Vice President Mike Pence announced on Tuesday, March 26, an accelerated goal of putting Americans back on the moon within five years “by any means necessary,” and NASA’s top official immediately embraced the challenge.
Pence, chairing a meeting of the National Space Council at NASA’s Marshall Spaceflight Center in Huntsville, Alabama, borrowed from the vocabulary of the Cold War era in declaring, “We’re in a space race today, just as we were in the 1960s.”
Setting such an ambitious goal—one likely to cost tens of billions of dollars—comes as NASA has struggled with the help of private partners to resume human space missions from U.S. soil for the first time since the shuttle program ended in 2011.
The drive to reach the moon reflects President Donald Trump’s desire to champion a bold new national objective as he mounts a re-election bid, while also seeking to counter the potential space weaponry capabilities of Russia and China.
NASA had previously aimed to return astronauts to the lunar surface by the year 2028, after first putting a “Gateway” station in orbit around the moon by 2024.
The Apollo program, NASA’s forerunner to the effort at returning humans to Earth’s natural satellite, tallied six manned missions to the moon between 1969 and 1972.
Echoes of Armstrong
“It’s time for the next giant leap,” Pence said, alluding to the famed words spoken by astronaut Neil Armstrong upon becoming the first man to step onto the moon in 1969.“That next giant leap is to return American astronauts to the moon within the next five years by any means necessary, and to establish a permanent presence on the moon and prepare to put American astronauts on Mars,” Pence said.
He added, “In order to accomplish this, NASA must transform itself into a leaner, more accountable and more agile organization.”
Pence’s remarks caused some initial confusion over whether a “return” to the moon necessarily meant landing astronauts on the moon or putting them into lunar orbit by 2024. But NASA officials later clarified a moon landing within five years was, indeed, the stated objective.
NASA Administrator Jim Bridenstine said in a Twitter post: “Challenge accepted.
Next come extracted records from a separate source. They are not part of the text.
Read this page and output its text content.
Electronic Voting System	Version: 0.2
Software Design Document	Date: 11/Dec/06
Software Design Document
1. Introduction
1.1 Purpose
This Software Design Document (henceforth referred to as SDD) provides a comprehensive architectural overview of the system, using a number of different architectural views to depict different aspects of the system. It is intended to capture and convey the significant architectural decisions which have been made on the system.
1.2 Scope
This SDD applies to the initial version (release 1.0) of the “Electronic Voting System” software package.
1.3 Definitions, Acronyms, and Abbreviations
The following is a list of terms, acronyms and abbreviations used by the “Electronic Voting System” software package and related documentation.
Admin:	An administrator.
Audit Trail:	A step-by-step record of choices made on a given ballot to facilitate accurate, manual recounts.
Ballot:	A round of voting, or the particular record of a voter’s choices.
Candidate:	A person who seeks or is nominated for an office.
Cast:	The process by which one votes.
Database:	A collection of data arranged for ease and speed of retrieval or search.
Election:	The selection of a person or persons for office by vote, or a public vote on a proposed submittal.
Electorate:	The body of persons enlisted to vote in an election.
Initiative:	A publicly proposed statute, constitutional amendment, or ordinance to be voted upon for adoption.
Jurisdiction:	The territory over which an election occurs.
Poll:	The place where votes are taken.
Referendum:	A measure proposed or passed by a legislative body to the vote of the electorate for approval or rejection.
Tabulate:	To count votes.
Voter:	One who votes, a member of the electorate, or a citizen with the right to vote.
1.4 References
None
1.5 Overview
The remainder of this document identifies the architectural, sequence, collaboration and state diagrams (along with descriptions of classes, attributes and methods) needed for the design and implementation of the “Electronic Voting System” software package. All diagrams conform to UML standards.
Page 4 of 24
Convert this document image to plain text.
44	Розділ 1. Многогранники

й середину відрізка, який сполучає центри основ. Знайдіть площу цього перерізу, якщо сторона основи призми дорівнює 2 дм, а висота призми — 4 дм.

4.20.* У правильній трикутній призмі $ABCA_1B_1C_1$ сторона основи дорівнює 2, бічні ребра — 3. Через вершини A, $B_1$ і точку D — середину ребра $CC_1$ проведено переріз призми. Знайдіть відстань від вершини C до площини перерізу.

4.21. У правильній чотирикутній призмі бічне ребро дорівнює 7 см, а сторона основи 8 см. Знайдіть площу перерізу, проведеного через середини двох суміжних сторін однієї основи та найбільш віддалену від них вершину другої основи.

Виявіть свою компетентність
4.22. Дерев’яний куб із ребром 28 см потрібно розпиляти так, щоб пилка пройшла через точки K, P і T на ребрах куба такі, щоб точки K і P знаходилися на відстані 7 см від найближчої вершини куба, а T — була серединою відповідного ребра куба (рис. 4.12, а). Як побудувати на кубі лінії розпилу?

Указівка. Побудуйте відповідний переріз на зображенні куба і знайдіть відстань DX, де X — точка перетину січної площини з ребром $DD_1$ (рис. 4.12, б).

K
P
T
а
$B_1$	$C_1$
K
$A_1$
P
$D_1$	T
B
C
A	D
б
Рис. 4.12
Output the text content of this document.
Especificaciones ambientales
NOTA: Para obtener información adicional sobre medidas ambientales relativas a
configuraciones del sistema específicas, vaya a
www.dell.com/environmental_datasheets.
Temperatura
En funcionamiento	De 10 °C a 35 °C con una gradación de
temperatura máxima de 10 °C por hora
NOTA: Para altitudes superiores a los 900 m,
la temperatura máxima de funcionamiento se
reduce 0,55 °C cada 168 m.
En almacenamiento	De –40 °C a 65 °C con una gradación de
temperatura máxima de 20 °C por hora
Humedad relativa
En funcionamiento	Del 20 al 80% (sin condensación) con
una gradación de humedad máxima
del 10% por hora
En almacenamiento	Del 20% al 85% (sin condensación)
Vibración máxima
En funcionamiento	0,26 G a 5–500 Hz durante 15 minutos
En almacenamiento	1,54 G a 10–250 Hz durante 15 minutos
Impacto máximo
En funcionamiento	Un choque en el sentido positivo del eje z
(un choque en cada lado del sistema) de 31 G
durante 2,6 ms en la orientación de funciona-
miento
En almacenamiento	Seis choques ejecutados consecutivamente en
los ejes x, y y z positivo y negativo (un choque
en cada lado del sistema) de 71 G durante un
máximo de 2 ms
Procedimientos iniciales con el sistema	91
Now let’s get to work.”
Testifying before a Senate committee two weeks ago, Bridenstine said NASA was about two years away from launching its next big rocket and capsule vehicle—the Space Launch System, or SLS, designed to carry crews and cargo beyond Earth orbit. Boeing Co. is the primary contractor for the SLS rocket engines.
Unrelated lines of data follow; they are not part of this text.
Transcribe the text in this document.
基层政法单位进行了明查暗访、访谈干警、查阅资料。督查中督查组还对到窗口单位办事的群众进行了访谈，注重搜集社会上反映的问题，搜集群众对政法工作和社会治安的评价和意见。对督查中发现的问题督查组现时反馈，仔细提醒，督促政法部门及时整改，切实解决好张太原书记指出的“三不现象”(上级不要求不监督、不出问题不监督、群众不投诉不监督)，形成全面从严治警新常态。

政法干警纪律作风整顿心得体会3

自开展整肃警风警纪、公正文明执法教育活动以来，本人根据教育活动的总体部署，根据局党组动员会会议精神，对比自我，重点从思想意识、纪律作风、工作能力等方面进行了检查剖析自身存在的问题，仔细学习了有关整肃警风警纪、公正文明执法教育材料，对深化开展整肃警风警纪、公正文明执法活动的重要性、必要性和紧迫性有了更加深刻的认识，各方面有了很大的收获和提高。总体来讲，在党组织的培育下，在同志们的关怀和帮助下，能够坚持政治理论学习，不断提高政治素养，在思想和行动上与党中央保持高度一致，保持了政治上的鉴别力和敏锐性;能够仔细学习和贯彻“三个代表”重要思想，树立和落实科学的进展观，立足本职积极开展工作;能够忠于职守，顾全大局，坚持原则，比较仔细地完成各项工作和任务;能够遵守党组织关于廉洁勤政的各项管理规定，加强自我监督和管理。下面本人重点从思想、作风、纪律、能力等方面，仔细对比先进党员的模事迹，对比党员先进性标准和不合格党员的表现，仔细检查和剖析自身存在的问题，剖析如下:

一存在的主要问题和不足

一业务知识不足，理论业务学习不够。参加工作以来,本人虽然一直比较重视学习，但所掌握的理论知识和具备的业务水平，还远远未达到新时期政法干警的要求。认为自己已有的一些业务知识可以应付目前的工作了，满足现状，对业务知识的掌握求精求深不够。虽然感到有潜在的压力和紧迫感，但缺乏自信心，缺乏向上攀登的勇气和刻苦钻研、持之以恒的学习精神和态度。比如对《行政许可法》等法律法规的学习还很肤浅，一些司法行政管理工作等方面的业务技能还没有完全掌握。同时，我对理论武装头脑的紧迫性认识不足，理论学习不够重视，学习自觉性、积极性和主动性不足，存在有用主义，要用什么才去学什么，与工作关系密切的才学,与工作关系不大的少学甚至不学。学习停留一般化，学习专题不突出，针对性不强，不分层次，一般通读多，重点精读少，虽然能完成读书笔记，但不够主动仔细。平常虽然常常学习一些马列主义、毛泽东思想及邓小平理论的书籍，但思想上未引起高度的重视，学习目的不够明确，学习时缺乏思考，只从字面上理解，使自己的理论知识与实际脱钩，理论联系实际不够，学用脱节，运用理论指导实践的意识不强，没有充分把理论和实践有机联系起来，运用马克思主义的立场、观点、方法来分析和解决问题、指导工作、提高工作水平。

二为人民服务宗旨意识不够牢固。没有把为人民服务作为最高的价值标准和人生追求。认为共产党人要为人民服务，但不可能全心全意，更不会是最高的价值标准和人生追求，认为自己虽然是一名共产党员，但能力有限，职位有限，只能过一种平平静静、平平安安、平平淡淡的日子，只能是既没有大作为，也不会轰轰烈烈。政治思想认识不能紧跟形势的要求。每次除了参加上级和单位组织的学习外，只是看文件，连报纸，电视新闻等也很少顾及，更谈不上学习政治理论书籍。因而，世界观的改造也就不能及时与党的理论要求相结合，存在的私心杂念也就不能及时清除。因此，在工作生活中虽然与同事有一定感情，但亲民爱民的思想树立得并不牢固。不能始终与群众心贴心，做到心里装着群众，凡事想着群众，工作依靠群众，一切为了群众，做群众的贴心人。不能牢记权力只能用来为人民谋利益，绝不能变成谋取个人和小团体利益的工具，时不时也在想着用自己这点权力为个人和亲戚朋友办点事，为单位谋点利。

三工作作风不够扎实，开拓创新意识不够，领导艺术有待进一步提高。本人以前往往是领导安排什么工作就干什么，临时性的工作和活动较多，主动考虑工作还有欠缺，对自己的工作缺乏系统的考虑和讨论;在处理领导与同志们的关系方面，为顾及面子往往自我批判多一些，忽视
Bridenstine said NASA was considering moving forward with a less powerful commercial rocket, perhaps a vehicle built by SpaceX or the Boeing-Lockheed Martin partnership United Launch Alliance, to get an uncrewed capsule into space by 2020. After Tuesday’s announcement, Bridenstine said he was sure NASA could achieve a successful SLS flight by next year.
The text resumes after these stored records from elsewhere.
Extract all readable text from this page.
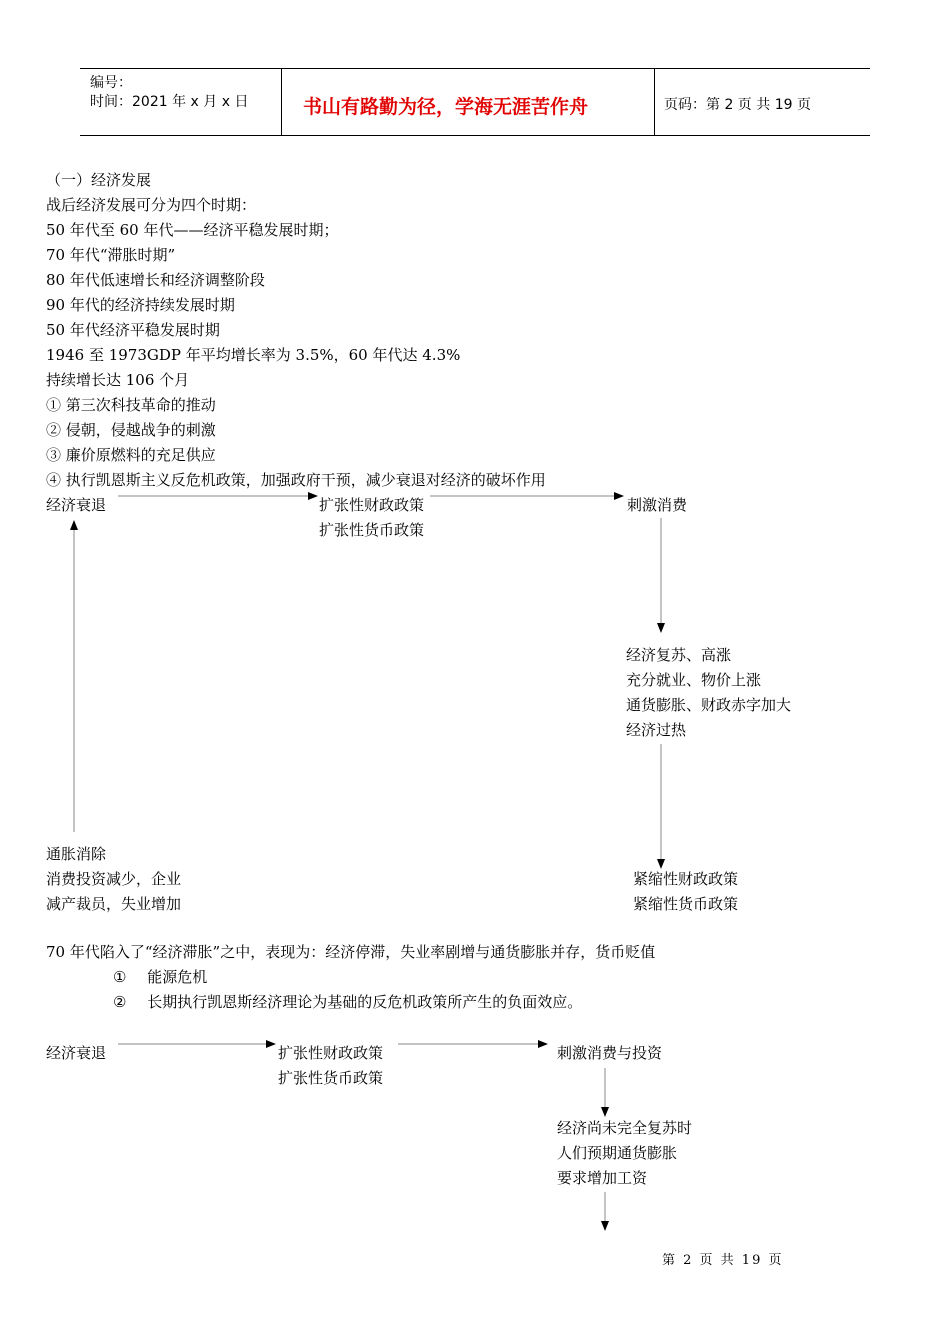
编号：
时间：2021 年 x 月 x 日	书山有路勤为径，学海无涯苦作舟	页码：第 2 页 共 19 页
（一）经济发展
战后经济发展可分为四个时期：
50 年代至 60 年代——经济平稳发展时期；
70 年代“滞胀时期”
80 年代低速增长和经济调整阶段
90 年代的经济持续发展时期
50 年代经济平稳发展时期
1946 至 1973GDP 年平均增长率为 3.5%，60 年代达 4.3%
持续增长达 106 个月
① 第三次科技革命的推动
② 侵朝，侵越战争的刺激
③ 廉价原燃料的充足供应
④ 执行凯恩斯主义反危机政策，加强政府干预，减少衰退对经济的破坏作用
经济衰退	扩张性财政政策
扩张性货币政策
刺激消费
经济复苏、高涨
充分就业、物价上涨
通货膨胀、财政赤字加大
经济过热
紧缩性财政政策
紧缩性货币政策
通胀消除
消费投资减少，企业
减产裁员，失业增加
70 年代陷入了“经济滞胀”之中，表现为：经济停滞，失业率剧增与通货膨胀并存，货币贬值
① 能源危机
② 长期执行凯恩斯经济理论为基础的反危机政策所产生的负面效应。
经济衰退	扩张性财政政策
扩张性货币政策
刺激消费与投资
经济尚未完全复苏时
人们预期通货膨胀
要求增加工资
第 2 页 共 19 页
In November, NASA named nine companies, including Lockheed Martin Corp, that would compete for funding under the space agency’s renewed private-public partnership for developing technology to explore the lunar surface.
NASA has already set its sights on the moon’s south pole, a region believed to hold enough recoverable ice water for use in synthesizing additional rocket fuel.
NASA also sees the moon as a way station en route to an eventual manned mission to Mars, which Bridenstine has said might be accomplished by the mid-2030s.